[The History of Rome, Book V by Theodor Mommsen]@TWC D-Link book
The History of Rome, Book V

CHAPTER V
16/42

But their notorious action at this epoch corresponds with striking exactness to the secret action which this report ascribes to them.

The attempt of Crassus, who in this year was censor, officially to enrol the Transpadanes in the burgess-list( 9) was of itself directly a revolutionary enterprise.

It is still more remarkable, that Crassus on the same occasion made preparations to enrol Egypt and Cyprus in the list of Roman domains,( 10) and that Caesar about the same time (689 or 690) got a proposal submitted by some tribunes to the burgesses to send him to Egypt, in order to reinstate king Ptolemaeus whom the Alexandrians had expelled.

These machinations suspiciously coincide with the charges raised by their antagonists.

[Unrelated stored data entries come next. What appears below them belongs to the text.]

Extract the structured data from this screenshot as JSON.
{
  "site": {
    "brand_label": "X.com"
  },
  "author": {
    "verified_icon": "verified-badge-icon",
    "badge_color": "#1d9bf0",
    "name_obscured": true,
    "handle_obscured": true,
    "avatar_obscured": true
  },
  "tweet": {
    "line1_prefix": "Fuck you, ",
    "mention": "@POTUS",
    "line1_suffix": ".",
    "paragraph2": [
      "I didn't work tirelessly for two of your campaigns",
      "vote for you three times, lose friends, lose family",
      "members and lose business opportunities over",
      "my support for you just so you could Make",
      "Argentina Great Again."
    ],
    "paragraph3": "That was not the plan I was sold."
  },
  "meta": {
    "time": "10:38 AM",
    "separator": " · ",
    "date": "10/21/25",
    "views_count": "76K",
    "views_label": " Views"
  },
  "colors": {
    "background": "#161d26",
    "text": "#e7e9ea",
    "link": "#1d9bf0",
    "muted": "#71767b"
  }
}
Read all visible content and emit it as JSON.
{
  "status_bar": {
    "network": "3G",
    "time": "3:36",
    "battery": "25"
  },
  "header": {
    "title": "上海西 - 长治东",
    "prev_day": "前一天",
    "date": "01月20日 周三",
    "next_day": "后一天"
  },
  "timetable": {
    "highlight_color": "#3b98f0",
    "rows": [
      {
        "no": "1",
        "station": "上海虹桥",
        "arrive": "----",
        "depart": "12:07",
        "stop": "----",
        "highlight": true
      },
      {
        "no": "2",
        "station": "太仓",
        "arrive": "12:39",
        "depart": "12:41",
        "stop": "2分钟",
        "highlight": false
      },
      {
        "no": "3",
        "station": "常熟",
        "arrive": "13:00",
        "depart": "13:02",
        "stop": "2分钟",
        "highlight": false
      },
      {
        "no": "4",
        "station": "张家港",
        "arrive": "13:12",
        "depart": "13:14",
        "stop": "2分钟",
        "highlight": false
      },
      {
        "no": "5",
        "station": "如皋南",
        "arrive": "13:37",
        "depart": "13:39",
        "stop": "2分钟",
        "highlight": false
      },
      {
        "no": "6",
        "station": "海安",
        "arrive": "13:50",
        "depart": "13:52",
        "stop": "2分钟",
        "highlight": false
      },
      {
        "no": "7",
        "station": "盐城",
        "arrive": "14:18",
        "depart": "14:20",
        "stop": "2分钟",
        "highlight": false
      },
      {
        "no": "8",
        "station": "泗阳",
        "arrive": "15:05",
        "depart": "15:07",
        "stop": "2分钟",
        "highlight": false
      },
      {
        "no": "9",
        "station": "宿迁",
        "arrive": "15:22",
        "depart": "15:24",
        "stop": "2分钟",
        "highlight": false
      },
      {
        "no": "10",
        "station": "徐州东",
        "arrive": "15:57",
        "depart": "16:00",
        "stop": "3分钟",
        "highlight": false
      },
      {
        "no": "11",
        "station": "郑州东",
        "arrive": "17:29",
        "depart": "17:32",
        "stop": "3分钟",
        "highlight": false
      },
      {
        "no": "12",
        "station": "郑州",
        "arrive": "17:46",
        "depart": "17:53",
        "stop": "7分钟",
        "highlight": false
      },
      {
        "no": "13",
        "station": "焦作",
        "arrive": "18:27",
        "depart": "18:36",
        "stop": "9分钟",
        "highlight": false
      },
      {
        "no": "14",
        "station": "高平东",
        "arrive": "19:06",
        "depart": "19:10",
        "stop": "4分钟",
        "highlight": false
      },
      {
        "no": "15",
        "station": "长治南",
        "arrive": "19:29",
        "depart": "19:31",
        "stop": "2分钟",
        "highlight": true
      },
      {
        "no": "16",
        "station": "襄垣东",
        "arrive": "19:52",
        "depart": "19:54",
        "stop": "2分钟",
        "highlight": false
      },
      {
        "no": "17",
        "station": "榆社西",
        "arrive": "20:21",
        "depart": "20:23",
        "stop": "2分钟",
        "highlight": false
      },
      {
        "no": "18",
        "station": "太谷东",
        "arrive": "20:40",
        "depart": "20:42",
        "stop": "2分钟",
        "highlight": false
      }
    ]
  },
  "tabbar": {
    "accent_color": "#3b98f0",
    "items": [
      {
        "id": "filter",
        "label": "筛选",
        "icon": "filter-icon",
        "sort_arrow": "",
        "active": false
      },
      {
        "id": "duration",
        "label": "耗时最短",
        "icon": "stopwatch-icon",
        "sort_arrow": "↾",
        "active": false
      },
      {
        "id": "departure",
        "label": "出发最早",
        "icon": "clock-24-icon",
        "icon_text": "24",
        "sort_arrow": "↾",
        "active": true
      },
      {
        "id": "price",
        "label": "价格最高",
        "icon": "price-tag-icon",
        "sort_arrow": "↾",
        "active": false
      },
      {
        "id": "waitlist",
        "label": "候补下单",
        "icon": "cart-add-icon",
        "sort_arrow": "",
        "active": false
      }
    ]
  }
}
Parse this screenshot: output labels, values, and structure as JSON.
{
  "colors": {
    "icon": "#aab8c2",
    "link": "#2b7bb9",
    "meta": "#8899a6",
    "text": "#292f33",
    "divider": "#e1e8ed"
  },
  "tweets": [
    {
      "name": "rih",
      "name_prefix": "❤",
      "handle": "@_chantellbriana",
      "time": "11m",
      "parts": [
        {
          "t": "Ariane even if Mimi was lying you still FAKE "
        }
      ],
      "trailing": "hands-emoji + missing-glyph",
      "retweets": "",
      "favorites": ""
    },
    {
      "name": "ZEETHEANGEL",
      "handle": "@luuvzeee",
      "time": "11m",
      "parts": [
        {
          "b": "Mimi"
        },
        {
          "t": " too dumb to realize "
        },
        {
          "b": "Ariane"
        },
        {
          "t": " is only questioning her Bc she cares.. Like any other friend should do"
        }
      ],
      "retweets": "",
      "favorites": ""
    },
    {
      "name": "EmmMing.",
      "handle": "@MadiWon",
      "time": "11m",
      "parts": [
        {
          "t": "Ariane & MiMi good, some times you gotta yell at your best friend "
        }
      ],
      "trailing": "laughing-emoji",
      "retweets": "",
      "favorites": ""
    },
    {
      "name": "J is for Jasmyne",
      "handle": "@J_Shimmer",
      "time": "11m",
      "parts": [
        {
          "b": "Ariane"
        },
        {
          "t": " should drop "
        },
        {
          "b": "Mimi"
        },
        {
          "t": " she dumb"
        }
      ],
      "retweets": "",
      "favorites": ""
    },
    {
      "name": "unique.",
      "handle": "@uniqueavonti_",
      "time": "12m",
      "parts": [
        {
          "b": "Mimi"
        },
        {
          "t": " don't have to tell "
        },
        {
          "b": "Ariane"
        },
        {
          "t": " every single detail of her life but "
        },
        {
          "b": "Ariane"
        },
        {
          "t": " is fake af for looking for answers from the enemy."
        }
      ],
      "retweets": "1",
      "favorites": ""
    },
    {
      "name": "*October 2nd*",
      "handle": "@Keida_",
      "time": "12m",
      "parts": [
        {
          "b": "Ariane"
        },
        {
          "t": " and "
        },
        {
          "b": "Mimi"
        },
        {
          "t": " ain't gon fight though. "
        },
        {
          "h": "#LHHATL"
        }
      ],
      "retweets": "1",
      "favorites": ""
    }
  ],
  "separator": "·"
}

Certainty cannot be attained on the point; but there is a great probability that Crassus and Caesar had projected a plan to possess themselves of the military dictatorship during the absence of Pompeius; that Egypt was selected as the basis of this democratic military power; and that, in fine, the insurrectionary attempt of 689 had been contrived to realize these projects, and Catilina and Piso had thus been tools in the hands of Crassus and Caesar.
Resumption of the Conspiracy For a moment the conspiracy came to a standstill.